Este artigo aprofunda a seleção de ervas brasileiras e suas propriedades aromáticas e energéticas, trazendo descrições, usos práticos e orientações para uso seguro em produtos artesanais. A proposta é unir o saber tradicional (o famoso “conhecimento de vó”) com uma linguagem técnica acessível, para que mesmo quem está começando consiga aplicar as informações no dia a dia.
Como escolher ervas brasileiras para uso aromático e energético
Ao selecionar uma erva para cosmética natural, saboaria, incensaria ou perfumaria, vale observar quatro pontos principais:
- Perfil aromático: cheiro fresco, cítrico, resinoso, amadeirado, floral, herbal, especiado etc.
- Propriedades energéticas: tradicionalmente associadas à limpeza energética, proteção, prosperidade, amor, calma, foco, vitalidade.
- Segurança de uso: se pode ser aplicada na pele, se deve ser usada somente em defumações/ambiente, se há restrições (gestantes, crianças, peles sensíveis).
- Forma de uso: fresca, seca, em pó, em óleo essencial, em tintura (álcool), em óleo vegetal (infusão oleosa) ou em água (infusão/decocção).
Não é preciso usar todas as formas ao mesmo tempo; o mais importante é combinar intenção energética com função cosmética e segurança.

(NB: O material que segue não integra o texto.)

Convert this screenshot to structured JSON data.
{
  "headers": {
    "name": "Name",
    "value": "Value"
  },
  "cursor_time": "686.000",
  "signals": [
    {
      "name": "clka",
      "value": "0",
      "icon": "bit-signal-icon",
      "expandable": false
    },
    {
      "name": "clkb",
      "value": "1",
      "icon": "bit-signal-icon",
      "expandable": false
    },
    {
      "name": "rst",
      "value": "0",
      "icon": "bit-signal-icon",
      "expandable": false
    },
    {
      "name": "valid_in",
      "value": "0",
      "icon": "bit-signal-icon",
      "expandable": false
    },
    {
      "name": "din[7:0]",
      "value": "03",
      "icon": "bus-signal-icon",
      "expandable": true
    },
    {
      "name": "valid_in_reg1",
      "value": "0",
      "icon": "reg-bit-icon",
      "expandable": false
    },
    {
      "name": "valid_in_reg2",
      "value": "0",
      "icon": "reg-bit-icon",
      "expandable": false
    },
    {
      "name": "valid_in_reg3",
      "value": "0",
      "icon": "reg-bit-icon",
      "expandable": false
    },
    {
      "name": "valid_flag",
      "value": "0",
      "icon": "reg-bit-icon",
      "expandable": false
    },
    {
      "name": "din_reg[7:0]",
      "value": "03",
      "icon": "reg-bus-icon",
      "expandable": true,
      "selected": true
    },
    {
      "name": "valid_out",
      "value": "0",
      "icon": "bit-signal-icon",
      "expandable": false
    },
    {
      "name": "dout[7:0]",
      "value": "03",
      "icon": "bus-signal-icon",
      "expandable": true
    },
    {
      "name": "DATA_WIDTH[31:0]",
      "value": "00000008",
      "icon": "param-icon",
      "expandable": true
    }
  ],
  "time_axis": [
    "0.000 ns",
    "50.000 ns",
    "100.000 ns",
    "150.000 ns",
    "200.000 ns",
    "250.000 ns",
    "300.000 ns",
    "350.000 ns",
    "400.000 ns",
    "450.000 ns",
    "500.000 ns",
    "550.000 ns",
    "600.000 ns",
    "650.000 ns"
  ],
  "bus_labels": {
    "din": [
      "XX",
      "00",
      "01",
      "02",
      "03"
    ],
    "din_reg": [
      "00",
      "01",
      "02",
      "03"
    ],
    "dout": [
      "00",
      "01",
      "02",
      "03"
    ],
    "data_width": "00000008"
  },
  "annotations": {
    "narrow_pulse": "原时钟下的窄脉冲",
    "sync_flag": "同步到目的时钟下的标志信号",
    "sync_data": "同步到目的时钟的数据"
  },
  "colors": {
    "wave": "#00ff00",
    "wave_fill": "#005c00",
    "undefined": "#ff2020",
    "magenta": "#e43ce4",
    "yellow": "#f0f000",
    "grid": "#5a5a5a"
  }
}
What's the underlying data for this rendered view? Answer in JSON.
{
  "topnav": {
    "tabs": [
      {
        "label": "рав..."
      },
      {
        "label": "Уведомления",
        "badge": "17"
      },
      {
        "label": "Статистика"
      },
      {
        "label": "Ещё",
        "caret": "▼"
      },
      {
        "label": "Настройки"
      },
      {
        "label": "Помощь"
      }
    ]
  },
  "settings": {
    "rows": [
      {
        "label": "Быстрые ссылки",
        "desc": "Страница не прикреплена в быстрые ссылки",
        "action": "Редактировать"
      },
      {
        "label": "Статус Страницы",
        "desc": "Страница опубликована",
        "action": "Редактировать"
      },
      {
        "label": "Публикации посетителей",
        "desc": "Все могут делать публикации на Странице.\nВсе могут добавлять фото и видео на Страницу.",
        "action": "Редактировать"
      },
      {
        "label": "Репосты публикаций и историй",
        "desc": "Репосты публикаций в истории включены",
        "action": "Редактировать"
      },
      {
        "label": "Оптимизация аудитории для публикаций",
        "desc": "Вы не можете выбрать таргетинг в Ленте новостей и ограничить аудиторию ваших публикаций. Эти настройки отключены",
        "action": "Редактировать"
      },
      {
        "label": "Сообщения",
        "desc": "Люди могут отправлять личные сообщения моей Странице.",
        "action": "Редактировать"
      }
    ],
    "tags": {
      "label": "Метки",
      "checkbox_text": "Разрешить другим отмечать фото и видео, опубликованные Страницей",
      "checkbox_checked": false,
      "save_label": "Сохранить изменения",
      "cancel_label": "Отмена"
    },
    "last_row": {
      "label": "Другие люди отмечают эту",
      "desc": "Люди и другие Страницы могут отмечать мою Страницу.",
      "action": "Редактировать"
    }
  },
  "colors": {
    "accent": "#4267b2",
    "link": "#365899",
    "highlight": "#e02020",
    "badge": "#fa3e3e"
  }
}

Principais categorias de ervas brasileiras por energia e aroma
A seguir, uma visão geral de grupos de ervas bastante utilizados no Brasil, com foco em aromaterapia popular, saboaria artesanal e incensaria natural.
1. Ervas de limpeza energética e purificação
Tradicionalmente usadas em banhos, defumações e sabonetes de descarrego suave, para “tirar peso”, “abrir caminho” e renovar o campo energético.
- Arruda (Ruta graveolens)
Aroma: forte, verde, marcante, ligeiramente medicinal.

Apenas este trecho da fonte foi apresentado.